Coming home from a busy day at work it gets hard to convince myself to go out for a run. It helps when I consider that my mind can be tired but the rest of the body didn’t get the workout it needs. On my first run I felt little embarrassed how slow my pace is and despite that fact I was still sweating. Good thing about running is when people see you sweat they are more likely to think you’re on your fifteenth kilometer rather than recognising you just left the house. In fact I only started with as little as one kilometer. Next day I only ran one again and tried to compare my time to see if I got better.
To keep myself motivated I started tracking my runs using endomondo app. I aimed to do at least three runs a week and on every run I tried to beat my previous time. After building up my distance to 5K I had to get better shoes for running. Until then my pair of old sneakers served the purpose. With new more suitable running shoes, things became easier. My pace has improved and I was able to increase the distance too. As a result of my regular runs my sleep got better because I was getting to bed tired, I felt more energised at work, got better at handling stress and became more positive overall. These side effects motivated my to continue running.
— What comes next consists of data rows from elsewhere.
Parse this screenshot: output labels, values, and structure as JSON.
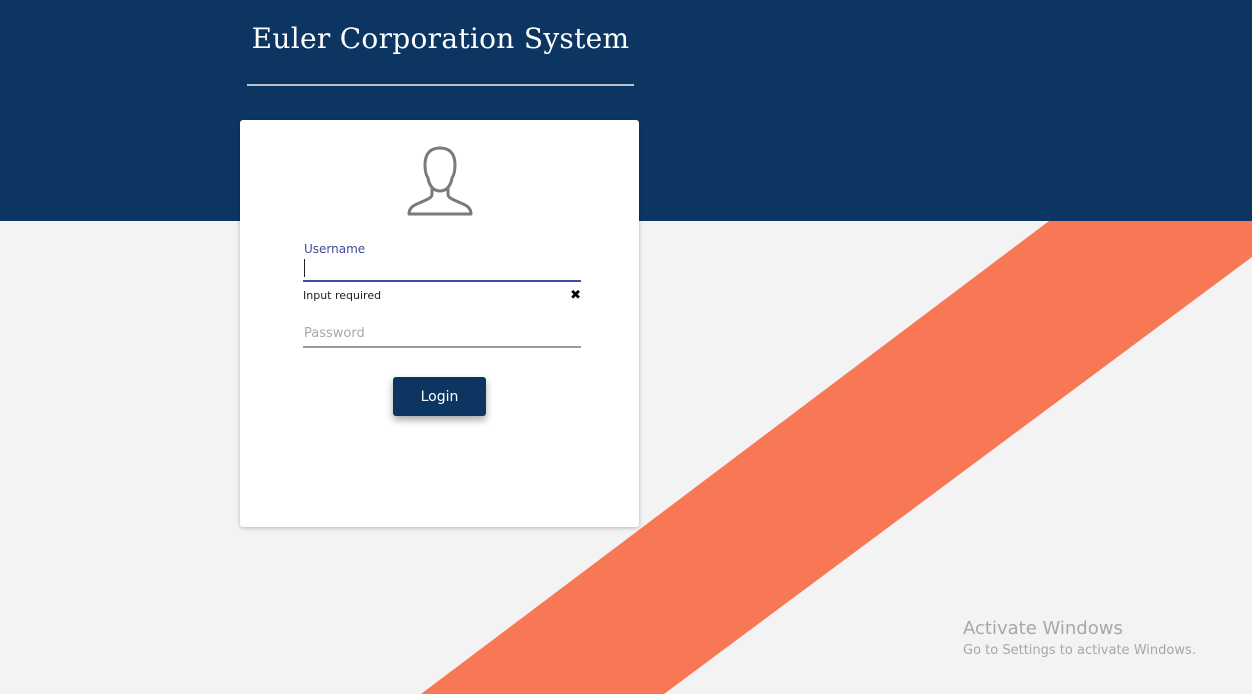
{
  "app": {
    "title": "Euler Corporation System"
  },
  "login_form": {
    "avatar_icon": "user-avatar-icon",
    "username": {
      "label": "Username",
      "value": "",
      "error": "Input required",
      "clear_icon": "close-icon"
    },
    "password": {
      "placeholder": "Password",
      "value": ""
    },
    "login_button": "Login"
  },
  "watermark": {
    "title": "Activate Windows",
    "subtitle": "Go to Settings to activate Windows."
  },
  "colors": {
    "header_band": "#0c3661",
    "stripe": "#f87755",
    "background": "#f3f3f3",
    "accent_underline": "#3f4fa0",
    "button": "#0c3661"
  }
}
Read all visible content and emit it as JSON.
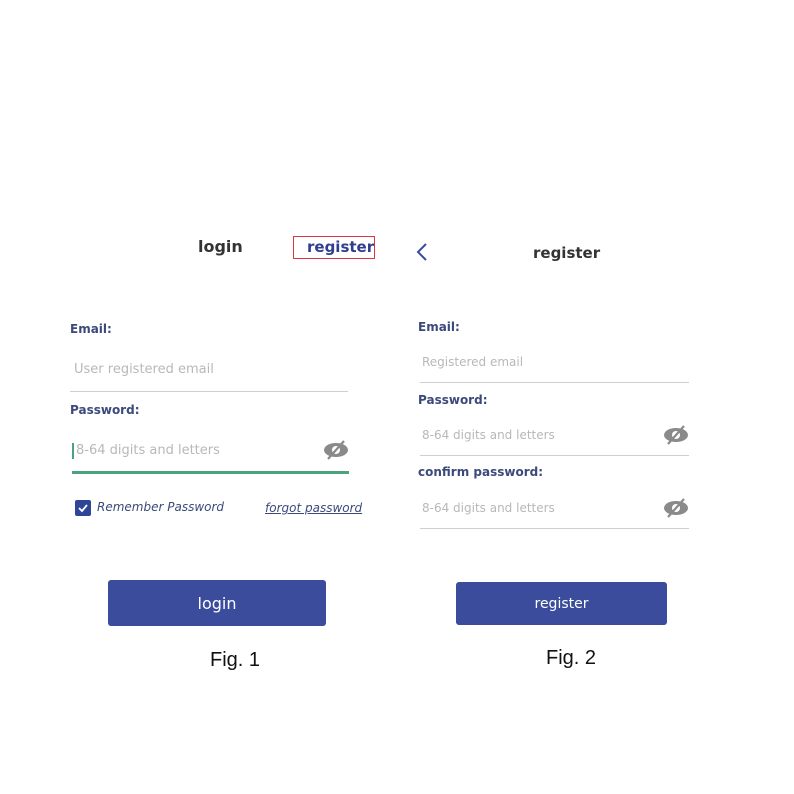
{
  "fig1": {
    "tabs": {
      "login_label": "login",
      "register_label": "register"
    },
    "email": {
      "label": "Email:",
      "placeholder": "User registered email"
    },
    "password": {
      "label": "Password:",
      "placeholder": "8-64 digits and letters"
    },
    "remember_label": "Remember Password",
    "forgot_label": "forgot password",
    "login_button_label": "login",
    "caption": "Fig. 1"
  },
  "fig2": {
    "title": "register",
    "email": {
      "label": "Email:",
      "placeholder": "Registered email"
    },
    "password": {
      "label": "Password:",
      "placeholder": "8-64 digits and letters"
    },
    "confirm": {
      "label": "confirm password:",
      "placeholder": "8-64 digits and letters"
    },
    "register_button_label": "register",
    "caption": "Fig. 2"
  },
  "icons": [
    "eye-off-icon",
    "checkmark-icon",
    "back-chevron-icon"
  ],
  "colors": {
    "primary": "#3a4c9b",
    "highlight_box": "#d9363e",
    "focus_line": "#4aa37e"
  }
}
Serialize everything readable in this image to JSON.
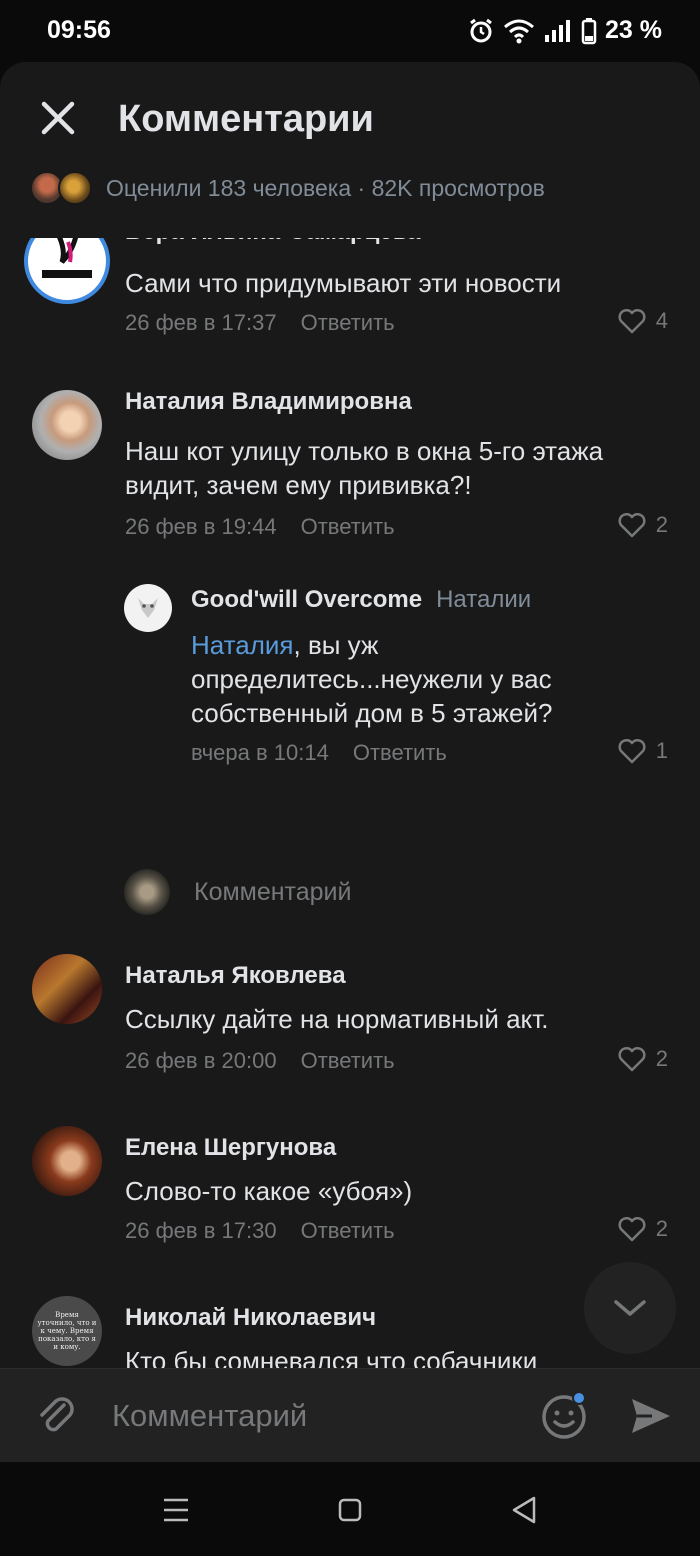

For my first running challenge I signed up for 10K race and supported the fight against cancer by participating. Fundraising runs are always a lot of fun, you can see people in funny costumes and if you’re lucky like me, you might get to race with sausage!
After some time I wanted to step-up a challenge and committed to running a half-marathon. Training became more challenging but still enjoyable. The big day came as a reward after a couple of weeks of preparations.
Completing a half-marathon was my first success as a runner which motivated me even more. I wanted to see if I could run a marathon. The idea of running 42K appeared crazy and impossible, which was a good incentive for me to sign up. About twelve weeks of training preceded my biggest sporting achievement. As well as my physical health I exercised my mental strength when waking up early for a run and resisting burgers for late night dinner. Finishing this long race gave me an amazing feeling of (pain and) accomplishment. Since then my confidence grew and now I know that any seemingly impossible task can be done with the right approach.
Without running, most likely I wouldn’t have enough mental energy to work on side projects, learn new technology, wouldn’t be able to cope with stress and as a result of that I wouldn’t progress in my career. You don’t even need to run marathon to enjoy the benefits and increase your productivity - which I’ll talk about more next time.
If my story inspired you, grab a pair of sneakers and give running a go. There’s a big chance it will help you too.